I look over at the bed. Her silhouette now cocooned under the comforter. The steadiness of her breathing makes me think she’s sleeping, and not just pretending. That would be like her, easy to bed. I can hardly believe how much I love her.

“She’s doing as well as can be expected. We just found out yesterday.”

“When are you going to be home? We’ll meet you.”

“We’re headed back the day after tomorrow. We’ll be home by lunchtime.”

“We’ll bring something to eat, then. All three of us. Can we do that? Can we come?”

“I’d love that.”

“Then we’re all set.”

“You know, I was at the Torrs’ cabin today. On Lake Forsone.”

“Really?”

“Well, Noah lives there now. He’s turned into his dad, I guess. All alone in the middle of the woods.”

Now it’s Anton who doesn’t say anything. I suppose it’s traumatic, in a way, to conjure that place up.

“I was just thinking about the jump there. All those rides we took.”

“Here we go!” Anton says, the tone of his voice instantly lifted. Lighter. Flying.

“It’s too late to get on that train, but I just wanted to say I’m sorry. I don’t think I’ve ever apologized.”

“Hey.” He says it like a scolding parent. Like he’s going to dictate the rules and limits of this conversation. “You said all your apologies that night we skied across town.”

“It was one of the best nights of my life.”

“Me too,” he says.

Then we sit in silence for a spell. I shift the phone from one ear to the other and turn from looking at Ingrid to looking at the lake again. The sky’s broken and a line of stars is on the horizon. Their light shines on the clouds above them and on the edge of the water farthest away.

“You should see it here. The sky above the lake.”

“I’ve seen it before,” he says. Then he says, “I love you, big brother.”

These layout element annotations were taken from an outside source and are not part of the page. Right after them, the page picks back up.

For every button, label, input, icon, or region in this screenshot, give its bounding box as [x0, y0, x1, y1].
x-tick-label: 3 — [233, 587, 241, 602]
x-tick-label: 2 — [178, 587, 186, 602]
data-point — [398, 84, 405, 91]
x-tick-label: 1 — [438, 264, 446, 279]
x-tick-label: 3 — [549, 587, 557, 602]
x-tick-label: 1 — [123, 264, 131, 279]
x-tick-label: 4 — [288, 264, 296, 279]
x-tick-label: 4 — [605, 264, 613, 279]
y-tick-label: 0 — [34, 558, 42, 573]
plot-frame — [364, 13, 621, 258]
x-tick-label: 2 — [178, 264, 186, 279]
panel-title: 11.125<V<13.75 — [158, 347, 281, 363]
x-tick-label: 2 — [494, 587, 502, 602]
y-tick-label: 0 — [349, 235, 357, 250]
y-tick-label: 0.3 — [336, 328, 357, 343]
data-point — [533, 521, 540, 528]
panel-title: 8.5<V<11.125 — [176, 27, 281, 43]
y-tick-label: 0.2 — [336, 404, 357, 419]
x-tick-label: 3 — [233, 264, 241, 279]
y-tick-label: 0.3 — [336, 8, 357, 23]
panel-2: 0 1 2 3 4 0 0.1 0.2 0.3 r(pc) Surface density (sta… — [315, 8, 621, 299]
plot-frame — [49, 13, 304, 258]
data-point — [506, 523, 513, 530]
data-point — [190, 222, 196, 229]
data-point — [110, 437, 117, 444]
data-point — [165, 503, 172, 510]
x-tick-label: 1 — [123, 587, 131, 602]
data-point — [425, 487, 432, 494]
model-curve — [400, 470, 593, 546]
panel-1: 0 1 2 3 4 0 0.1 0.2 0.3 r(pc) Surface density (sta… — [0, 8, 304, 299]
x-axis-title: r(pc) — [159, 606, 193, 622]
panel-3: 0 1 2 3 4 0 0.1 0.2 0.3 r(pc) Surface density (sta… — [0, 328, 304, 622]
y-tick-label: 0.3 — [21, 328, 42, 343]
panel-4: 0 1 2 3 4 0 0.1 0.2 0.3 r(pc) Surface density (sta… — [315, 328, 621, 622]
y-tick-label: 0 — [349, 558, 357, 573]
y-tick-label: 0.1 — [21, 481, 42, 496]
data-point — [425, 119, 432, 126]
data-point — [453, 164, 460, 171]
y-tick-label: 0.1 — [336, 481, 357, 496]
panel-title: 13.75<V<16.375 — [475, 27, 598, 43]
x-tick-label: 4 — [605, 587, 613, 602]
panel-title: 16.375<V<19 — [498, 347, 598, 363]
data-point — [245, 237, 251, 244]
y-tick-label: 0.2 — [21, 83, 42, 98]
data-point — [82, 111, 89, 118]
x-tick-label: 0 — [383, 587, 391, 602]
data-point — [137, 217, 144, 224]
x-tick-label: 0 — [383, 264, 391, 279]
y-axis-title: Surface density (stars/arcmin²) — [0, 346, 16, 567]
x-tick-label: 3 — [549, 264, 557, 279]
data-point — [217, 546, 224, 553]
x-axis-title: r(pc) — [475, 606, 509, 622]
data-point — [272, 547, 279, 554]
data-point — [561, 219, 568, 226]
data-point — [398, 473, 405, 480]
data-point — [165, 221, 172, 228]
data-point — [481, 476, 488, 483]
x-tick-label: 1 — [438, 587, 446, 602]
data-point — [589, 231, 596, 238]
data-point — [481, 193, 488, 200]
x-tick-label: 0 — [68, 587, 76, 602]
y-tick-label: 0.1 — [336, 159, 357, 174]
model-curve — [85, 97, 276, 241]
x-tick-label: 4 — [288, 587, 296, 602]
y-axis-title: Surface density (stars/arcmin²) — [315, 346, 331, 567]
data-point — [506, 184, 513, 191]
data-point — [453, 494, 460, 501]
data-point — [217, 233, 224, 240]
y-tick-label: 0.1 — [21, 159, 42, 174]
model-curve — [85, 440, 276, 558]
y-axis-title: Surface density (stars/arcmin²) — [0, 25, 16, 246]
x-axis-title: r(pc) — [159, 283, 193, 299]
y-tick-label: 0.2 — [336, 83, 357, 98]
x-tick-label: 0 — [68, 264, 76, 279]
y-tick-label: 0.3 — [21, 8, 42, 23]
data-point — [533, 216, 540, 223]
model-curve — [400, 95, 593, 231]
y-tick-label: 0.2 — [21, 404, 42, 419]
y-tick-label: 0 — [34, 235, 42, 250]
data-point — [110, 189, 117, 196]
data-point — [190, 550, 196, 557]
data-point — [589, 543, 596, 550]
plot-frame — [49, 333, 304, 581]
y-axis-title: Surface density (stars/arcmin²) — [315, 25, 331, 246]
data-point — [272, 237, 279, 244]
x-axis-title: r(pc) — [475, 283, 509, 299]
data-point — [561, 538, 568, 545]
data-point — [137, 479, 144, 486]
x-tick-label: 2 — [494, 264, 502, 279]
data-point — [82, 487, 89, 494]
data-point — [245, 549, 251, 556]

I’ve brushed my teeth and stripped down to my skivvies and taken my watch from my wrist and removed my notebook from the back pocket of my trousers and set it on the bedside table next to my watch. I’ve left the window curtains open because I want to see the rest of the sky come to light. I want to dream under it, beside Ingrid.

And so I rest my eyes. Finally. And stretch my ankles the way I always do. I lay my hands at my side and I lift my chin up to crack my neck but leave it jutted up there for a minute, pulling into sleep, hoping to catch the same dream I woke up from this morning.